Topographie de la cornée. La topographie cornéenne est un élément important du bilan préopératoire pour les yeux présentant un astigmatisme.
« Ken Hayashi, MD, PhD, a montré que les yeux dérivent lentement du WTR vers l’ATR », note le Dr Raviv.6 « La dérive semble être quelque part de l’ordre de 0,34 D par décennie, et doit être gardée à l’esprit lors du choix d’une puissance torique. » Il ajoute que l’inversion de l’axe sur une LIO torique est un moyen acceptable de tenir compte de la dérive de l’astigmatisme ATR. « L’ancien conseil de ne pas inverser l’axe d’une LIO torique était un vestige des conseils de réfraction des lunettes et ne s’applique pas », dit-il. « En fait, on devrait idéalement cibler environ 0,34 D de WTR, soit en retournant un patient ATR, soit en sous-corrigeant un patient WTR pour laisser de la place à la dérive naturelle.
« De même, les anciens avertissements concernant le fait de ne pas prêter attention au cylindre de réfraction lors de la planification d’une LIO torique – en raison de l’hypothèse selon laquelle il ne représente que l’astigmatisme ‘lenticulaire’ – sont faux », poursuit le Dr Raviv. « Nous savons que l’astigmatisme interne explique également le cylindre cornéen postérieur. Les patients plus âgés qui présentent un cylindre ATR réfractif important ont généralement un astigmatisme cornéen postérieur élevé et ont besoin d’une puissance torique plus élevée que ce qui est évident en regardant la cornée antérieure seule. Il n’est pas rare qu’une personne de 78 ans avec une réfraction de +2,00 -1,75 x 90 et seulement 0,4 D de cylindre cornéen ATR ait besoin non seulement d’un torique, mais d’un T4 (AcrySof ; Alcon) ou d’un ZCT225 (Tecnis Toric ; Johnson & Johnson Vision) pour être correctement corrigée. »

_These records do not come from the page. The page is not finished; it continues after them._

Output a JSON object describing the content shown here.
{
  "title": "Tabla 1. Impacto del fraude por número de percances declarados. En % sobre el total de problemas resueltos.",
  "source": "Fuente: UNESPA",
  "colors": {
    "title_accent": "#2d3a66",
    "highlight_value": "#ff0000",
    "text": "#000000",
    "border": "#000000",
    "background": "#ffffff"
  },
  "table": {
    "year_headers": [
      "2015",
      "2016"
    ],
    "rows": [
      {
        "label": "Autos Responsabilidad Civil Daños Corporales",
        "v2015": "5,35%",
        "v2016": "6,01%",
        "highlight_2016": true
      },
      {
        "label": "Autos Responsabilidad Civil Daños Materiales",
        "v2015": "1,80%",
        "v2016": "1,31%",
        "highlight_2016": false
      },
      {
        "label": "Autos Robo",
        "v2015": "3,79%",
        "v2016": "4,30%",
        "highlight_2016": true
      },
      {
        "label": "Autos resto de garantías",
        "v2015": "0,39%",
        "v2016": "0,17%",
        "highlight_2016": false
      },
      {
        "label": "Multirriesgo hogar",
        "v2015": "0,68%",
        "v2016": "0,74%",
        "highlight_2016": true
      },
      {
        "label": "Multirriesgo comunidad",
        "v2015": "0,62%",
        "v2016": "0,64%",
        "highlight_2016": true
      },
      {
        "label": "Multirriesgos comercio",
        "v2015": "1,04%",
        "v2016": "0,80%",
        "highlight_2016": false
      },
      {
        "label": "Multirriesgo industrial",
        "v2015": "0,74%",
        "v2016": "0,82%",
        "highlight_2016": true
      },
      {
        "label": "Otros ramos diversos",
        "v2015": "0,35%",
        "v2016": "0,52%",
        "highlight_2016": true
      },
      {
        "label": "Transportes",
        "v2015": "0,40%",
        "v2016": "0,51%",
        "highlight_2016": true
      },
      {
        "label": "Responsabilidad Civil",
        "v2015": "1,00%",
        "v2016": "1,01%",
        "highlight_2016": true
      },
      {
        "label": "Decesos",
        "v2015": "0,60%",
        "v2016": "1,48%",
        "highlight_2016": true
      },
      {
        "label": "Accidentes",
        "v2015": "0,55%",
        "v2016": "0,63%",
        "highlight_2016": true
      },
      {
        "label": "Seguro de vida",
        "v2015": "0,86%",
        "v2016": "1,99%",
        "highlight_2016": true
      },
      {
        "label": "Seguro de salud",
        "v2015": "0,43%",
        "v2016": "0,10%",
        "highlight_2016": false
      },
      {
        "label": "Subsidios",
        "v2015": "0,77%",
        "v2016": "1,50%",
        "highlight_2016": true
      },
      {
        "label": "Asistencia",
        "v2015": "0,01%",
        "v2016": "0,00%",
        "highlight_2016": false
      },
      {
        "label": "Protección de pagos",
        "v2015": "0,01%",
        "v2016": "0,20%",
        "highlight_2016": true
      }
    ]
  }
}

Le Dr Vann maintient qu’il y a peu d’inconvénients à réviser sa façon de penser sur le traitement de l’astigmatisme de bas niveau, car il ne faut pas de compétences supplémentaires pour le traiter par rapport à l’astigmatisme d’ordre supérieur, et il en résulte souvent des patients plus heureux. « Si vous vous lancez dans ce domaine, vous devriez toujours penser à l’astigmatisme chaque fois que vous voyez quelqu’un pour une chirurgie de la cataracte », dit-il. « N’attendez pas simplement une valeur d’environ deux dioptries : Vous devriez toujours faire un dépistage de 0,1, 0,3 – cela devrait toujours faire partie de votre analyse étape par étape d’un patient. Lorsque les chirurgiens filtrent de manière sélective, ils peuvent passer à côté de cas qu’ils auraient pu traiter avec un implant de lentille torique. » REVUE
Le Dr Vann est consultant auprès d’Alcon. Le Dr Raviv est consultant auprès de Johnson & Johnson Vision, Ocular Therapeutix et Glaukos et Cassini.